In response to leading evangelical magazine Christianity Today’s editorial arguing that Trump should be removed from office because of his failure of moral leadership, the president lashed out on Twitter, calling the publication a “far left” or “very ‘progressive’” magazine that would prefer “a Radical Left nonbeliever, who wants to take your religion & your guns, than Donald Trump as your president.” In this tweet, Trump laid down the gauntlet, reviving his base’s deathly loathing of presidents past, or rather, Barack Obama. But to call the leading evangelical magazine “far left” and one that wants to take away guns and religion seems a bit of a stretch—but perhaps not so for those of us whose primary news source is a social media feed.
Whichever side of the divide Americans fall on, most do believe in the sanctity of life and believe that people should be safe in their places of worship. Churches, synagogues and mosques—like schools and playgrounds—are considered sacrosanct, places where we should be able to seek respite from violence and politics.
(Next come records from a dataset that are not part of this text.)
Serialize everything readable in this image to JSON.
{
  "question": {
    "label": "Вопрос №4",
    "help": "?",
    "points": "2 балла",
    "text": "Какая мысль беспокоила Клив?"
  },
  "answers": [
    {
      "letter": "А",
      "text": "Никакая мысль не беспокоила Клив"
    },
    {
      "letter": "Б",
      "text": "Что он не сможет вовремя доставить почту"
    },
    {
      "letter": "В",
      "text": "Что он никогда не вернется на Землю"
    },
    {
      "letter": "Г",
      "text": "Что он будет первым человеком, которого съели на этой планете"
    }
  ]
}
But places of worship have become another battleground in the culture wars. After the mass shooting in Sutherland Springs, Texas, in 2017, in which 26 worshipers were killed by an enraged gunman with an assault rifle, the Texas legislature passed a law that explicitly permitted licensed concealed-carry owners to bring their guns into places of worship.
The wisdom of the law seemed to be borne out when on Sunday, Dec. 29, 2019 church security volunteers shot and killed a gunman who entered West Freeway Church of Christ in White Settlement, a suburb of Fort Worth, and opened fire on parishioners, killing two of them. Politicians far and wide, including Pres. Trump, lauded the Texas law that permitted concealed firearms in places of worship and credited the “good guys with a gun” factor as the pivotal reason why more than 200 West Freeway Church members escaped the incident unscathed.
That is one side of the divide—the side in which a “good guy with a gun” in a church wins the day for Christians. But there is another side. It’s the side in which a gunman in Pittsburgh, who had espoused violent anti-Semitism and racism on the social media website Gab, entered a synagogue in Oct. 2018 and killed 11 worshippers, many of them elderly.